Jimmy Stirling’s DWP Diary: Do dodgy companies have access to my data?


In his first update of 2017, 62-year-old Jimmy Stirling is concerned about dodgy approaches by individuals who have access to his information on government websites

I AM Jimmy Stirling, a 62-year-old unemployed graphic designer, photographer and musician, single grandfather and social housing tenant living in Glasgow.

I receive Jobseeker’s Allowance of £50 per week and have a very small pension payment of just under £25 per week. I do voluntary work for my neighbouring community and look after one of my granddaughters for two days per week.

I was recently conscripted to take part in the UK Government’s Community Work Programme, where I would be forced to work for my Jobseeker’s Allowance, which I see as slave labour. This not volunteering, this is not being paid a wage, this is conscription.

I am against this terrible programme and this is my experience in trying to avoid a six-month, 30-hours-per-week sentence just to juggle the government’s statistics to make them look good.

Below is my latest diary update. You can read the others here.

4 January 2017

It was an early start to the year and back to the Jobcentre to sign on. I got the fair and respectful lady again, wished her a happy new year and signed on. Straightforward.

18 January 2017

Regular signing day and my work coach was not there, so I had a different person who I had not dealt with before. She said the same of me.

The short signing-on period extended to 30 minutes as she had to fill out a form on her computer that, apparently, my work coach was supposed to update fortnightly. So, she had to retype all my relevant information yet again. After this was done, it was observed that the electronic signing-on system was not working, so I had to revert to the half size bookies-style pen to sign on paper.

I asked her about whether the Jobcentre would be closing. She told me that they had heard bits and pieces over the last few months but still don’t know what is to happen. I mentioned that I would have an extra 15-20 minute walk should I have to go to an alternative Jobcentre but I added that it was not as bad as those in Castlemilk who have to walk to Newlands, which is much further away for claimants. She agreed.

26 January 2017

An odd thing happened.

I received an email from a recruitment company asking me to come to an interview for the position of a call centre advisor. What was odd about it? I didn’t apply for the job; my name wasn’t on the email; it didn’t tell me where the interview was to be held. 
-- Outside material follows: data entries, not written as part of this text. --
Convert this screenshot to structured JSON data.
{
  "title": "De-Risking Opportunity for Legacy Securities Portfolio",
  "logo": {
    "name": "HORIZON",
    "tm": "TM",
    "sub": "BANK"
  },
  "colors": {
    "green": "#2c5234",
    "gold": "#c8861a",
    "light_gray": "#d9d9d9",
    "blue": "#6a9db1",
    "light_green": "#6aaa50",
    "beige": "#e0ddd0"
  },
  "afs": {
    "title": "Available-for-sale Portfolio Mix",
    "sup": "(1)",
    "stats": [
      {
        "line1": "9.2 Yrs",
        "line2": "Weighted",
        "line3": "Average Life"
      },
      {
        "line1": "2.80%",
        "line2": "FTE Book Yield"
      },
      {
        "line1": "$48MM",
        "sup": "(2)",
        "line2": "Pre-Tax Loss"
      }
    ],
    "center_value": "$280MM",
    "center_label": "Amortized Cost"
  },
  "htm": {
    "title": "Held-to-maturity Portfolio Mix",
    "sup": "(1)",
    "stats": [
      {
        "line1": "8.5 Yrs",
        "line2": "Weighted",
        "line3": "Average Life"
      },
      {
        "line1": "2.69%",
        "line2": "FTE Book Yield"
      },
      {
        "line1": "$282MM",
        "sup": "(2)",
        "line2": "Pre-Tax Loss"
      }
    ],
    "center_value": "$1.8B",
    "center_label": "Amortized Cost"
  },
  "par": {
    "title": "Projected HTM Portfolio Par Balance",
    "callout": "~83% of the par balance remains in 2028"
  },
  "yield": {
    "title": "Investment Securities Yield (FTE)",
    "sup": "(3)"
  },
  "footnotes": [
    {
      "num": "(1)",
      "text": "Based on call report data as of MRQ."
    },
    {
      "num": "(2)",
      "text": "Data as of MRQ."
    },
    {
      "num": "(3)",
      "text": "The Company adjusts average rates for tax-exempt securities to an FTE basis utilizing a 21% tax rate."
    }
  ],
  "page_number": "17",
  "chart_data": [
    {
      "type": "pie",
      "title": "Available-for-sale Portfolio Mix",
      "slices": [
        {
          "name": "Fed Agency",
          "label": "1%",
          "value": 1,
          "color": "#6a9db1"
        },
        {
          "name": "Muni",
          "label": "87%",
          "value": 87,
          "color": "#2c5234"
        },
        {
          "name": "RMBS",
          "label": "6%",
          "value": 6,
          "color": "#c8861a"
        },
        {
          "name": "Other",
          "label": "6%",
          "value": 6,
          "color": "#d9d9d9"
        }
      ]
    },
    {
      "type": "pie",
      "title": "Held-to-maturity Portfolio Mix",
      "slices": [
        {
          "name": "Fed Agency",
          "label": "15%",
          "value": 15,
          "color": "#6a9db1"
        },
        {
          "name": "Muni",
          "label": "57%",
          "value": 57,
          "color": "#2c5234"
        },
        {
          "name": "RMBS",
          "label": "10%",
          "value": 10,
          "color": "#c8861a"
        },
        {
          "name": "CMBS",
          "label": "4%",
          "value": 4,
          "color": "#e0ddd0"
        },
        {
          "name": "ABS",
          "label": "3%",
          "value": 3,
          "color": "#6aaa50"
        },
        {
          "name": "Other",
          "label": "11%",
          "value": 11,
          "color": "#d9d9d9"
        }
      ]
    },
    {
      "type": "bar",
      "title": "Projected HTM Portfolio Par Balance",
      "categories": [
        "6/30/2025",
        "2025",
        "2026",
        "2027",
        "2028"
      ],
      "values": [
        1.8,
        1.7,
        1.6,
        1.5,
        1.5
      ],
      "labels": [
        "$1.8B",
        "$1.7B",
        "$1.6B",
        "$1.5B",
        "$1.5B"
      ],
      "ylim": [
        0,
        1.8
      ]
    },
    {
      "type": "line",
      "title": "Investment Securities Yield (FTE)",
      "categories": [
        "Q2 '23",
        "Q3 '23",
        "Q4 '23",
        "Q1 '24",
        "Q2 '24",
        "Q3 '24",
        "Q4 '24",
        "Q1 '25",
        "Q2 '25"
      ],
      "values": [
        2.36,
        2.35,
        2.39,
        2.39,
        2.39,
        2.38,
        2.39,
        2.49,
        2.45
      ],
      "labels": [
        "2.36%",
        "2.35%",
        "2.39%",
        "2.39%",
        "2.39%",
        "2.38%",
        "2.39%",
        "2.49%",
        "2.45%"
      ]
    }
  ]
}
I had to call a mobile number or reply to the email. The email address of the company was a .gmail address, which made me a bit suspicious.

I called the number and got a message stating that the office was closed for the Christmas period! I sent an email back stating that I was available but that I had no record or recollection of applying for the post.

I had a return email telling me that the post was included on the Directgov website before the new year. The Directgov website is the one the DWP uses to advertise jobs. It is possible on the site, if you choose, to have a public CV where companies can head hunt.

I was not happy with this, that a post appeared out of the blue, so I did a bit of googling and found out the recruitment company was a one-person show with no website, no landline number and, from what I could glean, had some sort of premises in Dundee. 

I also found out that the only online reference to this company was a Facebook presence with hardly any information apart from the mobile number and the person’s personal email address.

I returned an email to the company explaining all of the above points and that I was not sure of its credentials. I received an email later telling me that its credentials were not in question and that, “I recruit for several companies throughout Scotland, i do not have a website page, there is a (company name) Facebook page and im not in the habit of publishing my landline number for any job vacancies.”

Notice the lack of a capital “I”. I contacted my Jobcentre to advise them of this and that I was not happy about what I considered an unprofessional approach from this company.

The Jobcentre noted my concern and said they would look into it. We shall see.

30 January 2017

Well, I thought that the last epistle I received was odd until I got another odd one.

“I wonder if you are able to help I am currently recruiting a Digital Marketing Executive to join a well established organisation based in Edinburgh. Salary circa £25,000.

“Whilst this role might not be for you, you may know of someone who would fit the bill. Benefit from our refer a friend scheme if the candidate you recommend is successful at interview for this vacancy.”

So, ignore me and then ask me to put you on to someone else?

1 February 2017

Normal signing day, but I waited 20 minutes to be attended to. My usual work coach was back from his travels and meetings. Once again I was encouraged to apply for civil service posts within the DWP section.

I still get anxious when attending to sign on, I just never know what may hit me.